L’Iran et la Syrie font preuve de patience et attendent le moment venu en gagnant en puissance. Après la révolution de 1979, le gouvernement de l’Iran avait peu d’expérience internationale. Il a commencé à soutenir le Hezbollah en 1982. Trente-cinq ans plus tard, le Hezbollah est devenu une armée irrégulière organisée présente sur bien des fronts au Moyen-Orient. Israël a beau s’amuser à provoquer la Syrie avec ses attaques tactiques et ses milliers de bombes larguées sur diverses cibles, il ne peut échapper à la nouvelle réalité stratégique.

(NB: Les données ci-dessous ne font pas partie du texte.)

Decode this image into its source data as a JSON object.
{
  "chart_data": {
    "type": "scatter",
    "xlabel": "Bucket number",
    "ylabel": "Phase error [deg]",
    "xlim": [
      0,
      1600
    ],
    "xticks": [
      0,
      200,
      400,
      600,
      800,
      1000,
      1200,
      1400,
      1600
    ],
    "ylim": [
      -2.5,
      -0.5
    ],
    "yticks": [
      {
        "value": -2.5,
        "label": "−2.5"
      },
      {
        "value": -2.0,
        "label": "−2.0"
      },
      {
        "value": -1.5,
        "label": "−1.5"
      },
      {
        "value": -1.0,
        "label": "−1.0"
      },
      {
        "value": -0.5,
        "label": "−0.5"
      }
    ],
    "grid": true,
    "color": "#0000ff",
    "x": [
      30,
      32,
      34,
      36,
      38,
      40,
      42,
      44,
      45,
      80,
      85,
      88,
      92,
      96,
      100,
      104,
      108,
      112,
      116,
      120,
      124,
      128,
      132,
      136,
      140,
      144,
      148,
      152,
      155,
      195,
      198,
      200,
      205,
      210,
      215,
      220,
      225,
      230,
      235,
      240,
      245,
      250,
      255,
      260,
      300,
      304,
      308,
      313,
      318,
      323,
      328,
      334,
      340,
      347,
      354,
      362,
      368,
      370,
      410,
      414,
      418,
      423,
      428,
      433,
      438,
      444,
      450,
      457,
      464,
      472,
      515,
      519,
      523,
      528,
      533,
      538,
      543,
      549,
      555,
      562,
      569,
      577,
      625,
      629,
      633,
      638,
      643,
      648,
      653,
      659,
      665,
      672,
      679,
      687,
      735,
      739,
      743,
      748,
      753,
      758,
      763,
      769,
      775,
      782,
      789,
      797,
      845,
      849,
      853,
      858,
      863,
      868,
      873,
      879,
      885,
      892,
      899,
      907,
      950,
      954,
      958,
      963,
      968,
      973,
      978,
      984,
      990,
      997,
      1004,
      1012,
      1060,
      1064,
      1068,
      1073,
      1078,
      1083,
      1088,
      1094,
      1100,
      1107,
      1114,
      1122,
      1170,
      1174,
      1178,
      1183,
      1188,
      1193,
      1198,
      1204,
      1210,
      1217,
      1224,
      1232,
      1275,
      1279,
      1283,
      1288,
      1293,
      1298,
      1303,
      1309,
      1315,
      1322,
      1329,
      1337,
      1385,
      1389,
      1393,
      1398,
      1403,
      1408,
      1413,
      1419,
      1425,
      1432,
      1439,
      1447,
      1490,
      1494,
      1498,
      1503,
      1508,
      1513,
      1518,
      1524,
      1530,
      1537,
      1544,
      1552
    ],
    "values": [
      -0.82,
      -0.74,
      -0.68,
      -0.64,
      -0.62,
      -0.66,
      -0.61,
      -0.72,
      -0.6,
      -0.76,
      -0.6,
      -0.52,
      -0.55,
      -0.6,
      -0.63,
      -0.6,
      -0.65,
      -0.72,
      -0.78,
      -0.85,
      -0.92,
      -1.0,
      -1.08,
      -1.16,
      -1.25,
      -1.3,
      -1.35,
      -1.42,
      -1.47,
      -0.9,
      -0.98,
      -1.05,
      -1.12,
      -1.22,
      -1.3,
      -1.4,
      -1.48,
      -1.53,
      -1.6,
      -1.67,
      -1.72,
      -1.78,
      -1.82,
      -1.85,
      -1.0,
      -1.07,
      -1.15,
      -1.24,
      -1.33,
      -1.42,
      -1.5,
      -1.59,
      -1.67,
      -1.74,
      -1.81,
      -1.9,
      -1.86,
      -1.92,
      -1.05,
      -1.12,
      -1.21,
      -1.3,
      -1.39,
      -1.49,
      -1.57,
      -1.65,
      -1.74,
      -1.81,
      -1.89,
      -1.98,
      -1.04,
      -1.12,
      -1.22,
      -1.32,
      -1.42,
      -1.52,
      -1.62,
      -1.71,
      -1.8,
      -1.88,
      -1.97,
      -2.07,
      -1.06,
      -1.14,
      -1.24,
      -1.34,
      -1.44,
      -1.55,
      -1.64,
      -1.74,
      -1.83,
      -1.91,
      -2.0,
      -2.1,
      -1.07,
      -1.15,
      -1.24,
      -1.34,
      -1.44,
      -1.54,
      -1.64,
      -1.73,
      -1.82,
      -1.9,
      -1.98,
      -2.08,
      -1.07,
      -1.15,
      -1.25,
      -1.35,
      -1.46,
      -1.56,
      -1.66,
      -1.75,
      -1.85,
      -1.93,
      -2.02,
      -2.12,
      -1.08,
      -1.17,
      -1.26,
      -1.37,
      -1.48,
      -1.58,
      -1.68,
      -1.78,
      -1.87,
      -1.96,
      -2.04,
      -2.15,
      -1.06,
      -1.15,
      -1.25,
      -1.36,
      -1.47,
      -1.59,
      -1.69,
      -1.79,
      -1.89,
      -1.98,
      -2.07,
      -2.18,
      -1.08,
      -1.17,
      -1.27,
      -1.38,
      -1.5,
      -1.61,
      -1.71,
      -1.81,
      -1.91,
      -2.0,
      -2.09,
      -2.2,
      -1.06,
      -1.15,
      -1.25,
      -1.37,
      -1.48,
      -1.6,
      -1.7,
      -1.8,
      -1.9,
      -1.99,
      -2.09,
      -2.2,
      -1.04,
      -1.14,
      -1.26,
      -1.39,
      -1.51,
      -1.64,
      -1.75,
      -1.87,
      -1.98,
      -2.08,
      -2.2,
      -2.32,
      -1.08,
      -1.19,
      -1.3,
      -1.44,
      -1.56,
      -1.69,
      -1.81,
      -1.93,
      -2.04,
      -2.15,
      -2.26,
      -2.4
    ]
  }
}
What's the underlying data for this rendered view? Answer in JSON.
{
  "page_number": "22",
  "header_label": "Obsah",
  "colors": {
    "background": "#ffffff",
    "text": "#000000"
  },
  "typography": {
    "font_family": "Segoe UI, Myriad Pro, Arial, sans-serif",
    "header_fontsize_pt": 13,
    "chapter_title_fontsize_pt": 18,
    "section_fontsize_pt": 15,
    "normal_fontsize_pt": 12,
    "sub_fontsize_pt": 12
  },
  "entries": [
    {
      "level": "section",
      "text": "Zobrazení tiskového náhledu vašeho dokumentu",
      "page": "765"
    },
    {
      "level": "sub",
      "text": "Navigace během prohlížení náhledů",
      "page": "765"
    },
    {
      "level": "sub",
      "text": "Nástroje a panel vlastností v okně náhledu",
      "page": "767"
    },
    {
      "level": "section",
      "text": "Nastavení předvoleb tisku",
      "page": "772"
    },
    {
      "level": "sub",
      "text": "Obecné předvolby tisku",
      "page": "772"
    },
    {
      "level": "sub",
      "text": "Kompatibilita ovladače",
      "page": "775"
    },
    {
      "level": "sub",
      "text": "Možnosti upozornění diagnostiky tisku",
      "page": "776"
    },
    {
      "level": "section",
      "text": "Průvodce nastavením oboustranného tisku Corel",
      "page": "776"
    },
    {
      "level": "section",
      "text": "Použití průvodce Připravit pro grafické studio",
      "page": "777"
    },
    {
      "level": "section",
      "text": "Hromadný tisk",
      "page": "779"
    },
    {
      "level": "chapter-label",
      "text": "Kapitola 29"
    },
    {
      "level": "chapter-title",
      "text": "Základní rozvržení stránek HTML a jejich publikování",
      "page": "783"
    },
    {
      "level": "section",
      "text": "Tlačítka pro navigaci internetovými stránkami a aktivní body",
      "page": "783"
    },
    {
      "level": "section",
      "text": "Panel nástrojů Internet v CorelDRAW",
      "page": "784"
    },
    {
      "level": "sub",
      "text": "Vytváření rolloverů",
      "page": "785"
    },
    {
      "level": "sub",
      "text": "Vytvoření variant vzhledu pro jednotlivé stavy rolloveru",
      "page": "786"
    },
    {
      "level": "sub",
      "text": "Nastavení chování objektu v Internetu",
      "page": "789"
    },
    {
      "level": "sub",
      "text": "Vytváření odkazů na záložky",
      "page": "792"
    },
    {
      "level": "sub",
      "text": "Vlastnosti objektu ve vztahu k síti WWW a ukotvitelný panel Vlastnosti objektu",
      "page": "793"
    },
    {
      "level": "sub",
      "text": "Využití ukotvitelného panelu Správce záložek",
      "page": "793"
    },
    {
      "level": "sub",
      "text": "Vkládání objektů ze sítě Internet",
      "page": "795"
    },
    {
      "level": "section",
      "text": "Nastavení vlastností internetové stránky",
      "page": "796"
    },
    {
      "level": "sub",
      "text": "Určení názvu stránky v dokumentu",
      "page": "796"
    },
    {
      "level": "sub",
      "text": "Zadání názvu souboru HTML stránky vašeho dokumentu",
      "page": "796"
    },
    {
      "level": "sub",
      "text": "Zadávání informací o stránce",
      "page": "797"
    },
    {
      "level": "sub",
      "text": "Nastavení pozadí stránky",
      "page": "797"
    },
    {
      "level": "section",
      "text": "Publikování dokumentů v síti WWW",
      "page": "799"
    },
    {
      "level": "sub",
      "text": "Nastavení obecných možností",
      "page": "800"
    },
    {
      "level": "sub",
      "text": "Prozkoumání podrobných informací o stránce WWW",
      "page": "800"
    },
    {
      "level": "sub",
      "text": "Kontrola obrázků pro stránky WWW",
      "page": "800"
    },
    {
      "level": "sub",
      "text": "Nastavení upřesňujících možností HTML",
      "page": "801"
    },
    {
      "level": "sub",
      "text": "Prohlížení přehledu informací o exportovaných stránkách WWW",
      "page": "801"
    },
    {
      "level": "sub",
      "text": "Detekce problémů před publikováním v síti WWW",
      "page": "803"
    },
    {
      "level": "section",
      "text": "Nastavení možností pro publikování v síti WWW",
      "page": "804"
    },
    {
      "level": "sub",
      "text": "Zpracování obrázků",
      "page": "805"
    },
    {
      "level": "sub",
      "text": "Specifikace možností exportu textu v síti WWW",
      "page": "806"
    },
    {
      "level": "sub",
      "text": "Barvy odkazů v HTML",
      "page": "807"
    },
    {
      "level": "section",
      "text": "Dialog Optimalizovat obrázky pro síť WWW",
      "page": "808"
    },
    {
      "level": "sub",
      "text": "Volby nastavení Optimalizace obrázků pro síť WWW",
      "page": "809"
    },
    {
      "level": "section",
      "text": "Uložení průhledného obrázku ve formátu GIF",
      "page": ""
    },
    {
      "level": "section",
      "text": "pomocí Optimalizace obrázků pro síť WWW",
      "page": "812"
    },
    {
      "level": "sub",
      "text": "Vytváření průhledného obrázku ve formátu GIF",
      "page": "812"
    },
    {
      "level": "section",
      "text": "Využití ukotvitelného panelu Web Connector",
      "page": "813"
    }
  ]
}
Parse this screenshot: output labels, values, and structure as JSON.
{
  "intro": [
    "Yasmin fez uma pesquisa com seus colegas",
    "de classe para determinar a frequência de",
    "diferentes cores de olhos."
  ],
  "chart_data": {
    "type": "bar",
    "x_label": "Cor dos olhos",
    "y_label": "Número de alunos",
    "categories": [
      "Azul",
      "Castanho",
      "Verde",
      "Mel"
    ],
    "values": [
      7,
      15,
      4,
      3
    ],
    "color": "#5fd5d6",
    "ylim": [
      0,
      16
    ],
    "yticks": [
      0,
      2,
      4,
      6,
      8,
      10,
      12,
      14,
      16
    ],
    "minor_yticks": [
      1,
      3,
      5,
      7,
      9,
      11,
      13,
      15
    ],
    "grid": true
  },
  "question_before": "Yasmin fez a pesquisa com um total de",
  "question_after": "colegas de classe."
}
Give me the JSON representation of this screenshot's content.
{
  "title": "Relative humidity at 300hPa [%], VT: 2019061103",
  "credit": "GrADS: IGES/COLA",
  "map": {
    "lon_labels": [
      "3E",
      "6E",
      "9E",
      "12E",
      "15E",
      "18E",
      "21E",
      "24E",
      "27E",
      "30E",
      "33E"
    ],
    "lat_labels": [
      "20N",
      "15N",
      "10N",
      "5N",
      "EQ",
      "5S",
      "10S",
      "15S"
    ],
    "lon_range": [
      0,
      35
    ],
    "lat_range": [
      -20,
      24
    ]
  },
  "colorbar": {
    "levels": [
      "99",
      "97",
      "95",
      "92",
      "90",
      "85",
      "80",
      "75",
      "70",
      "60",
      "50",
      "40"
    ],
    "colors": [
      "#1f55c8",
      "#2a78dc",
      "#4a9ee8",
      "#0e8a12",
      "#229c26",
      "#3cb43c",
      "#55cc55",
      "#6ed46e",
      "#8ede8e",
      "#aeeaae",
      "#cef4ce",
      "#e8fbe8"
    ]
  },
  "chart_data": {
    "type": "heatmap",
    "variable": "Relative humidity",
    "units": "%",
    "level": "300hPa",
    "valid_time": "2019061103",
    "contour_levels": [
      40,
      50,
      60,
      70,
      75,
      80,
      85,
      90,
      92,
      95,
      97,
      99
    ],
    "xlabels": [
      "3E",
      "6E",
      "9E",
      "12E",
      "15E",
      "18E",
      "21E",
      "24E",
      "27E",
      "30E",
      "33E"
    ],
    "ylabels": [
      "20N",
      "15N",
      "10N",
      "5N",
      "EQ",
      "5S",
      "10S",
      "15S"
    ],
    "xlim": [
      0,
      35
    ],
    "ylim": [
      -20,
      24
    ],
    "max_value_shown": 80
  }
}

L’Iran et la Syrie ont non seulement survécu à des menaces et à des guerres continuelles, mais ils en sont ressortis plus forts. Au même moment, Israël, une puissance nucléaire dont l’armée de l’air est la plus capable du Moyen-Orient, s’est abstenu jusqu’ici d’attaquer le Liban, un petit pays qu’on arrive à peine à voir sur la carte de monde. Israël est freiné par quatre petits mots prononcés par Sayyed Nasrallah à l’intention des puissants leaders à Tel-Aviv, qui bénéficient du soutien sans réserve d’une superpuissance (les USA) : « Faut pas nous chercher».
Par Elijah J. Magnier; Traduction : Daniel G.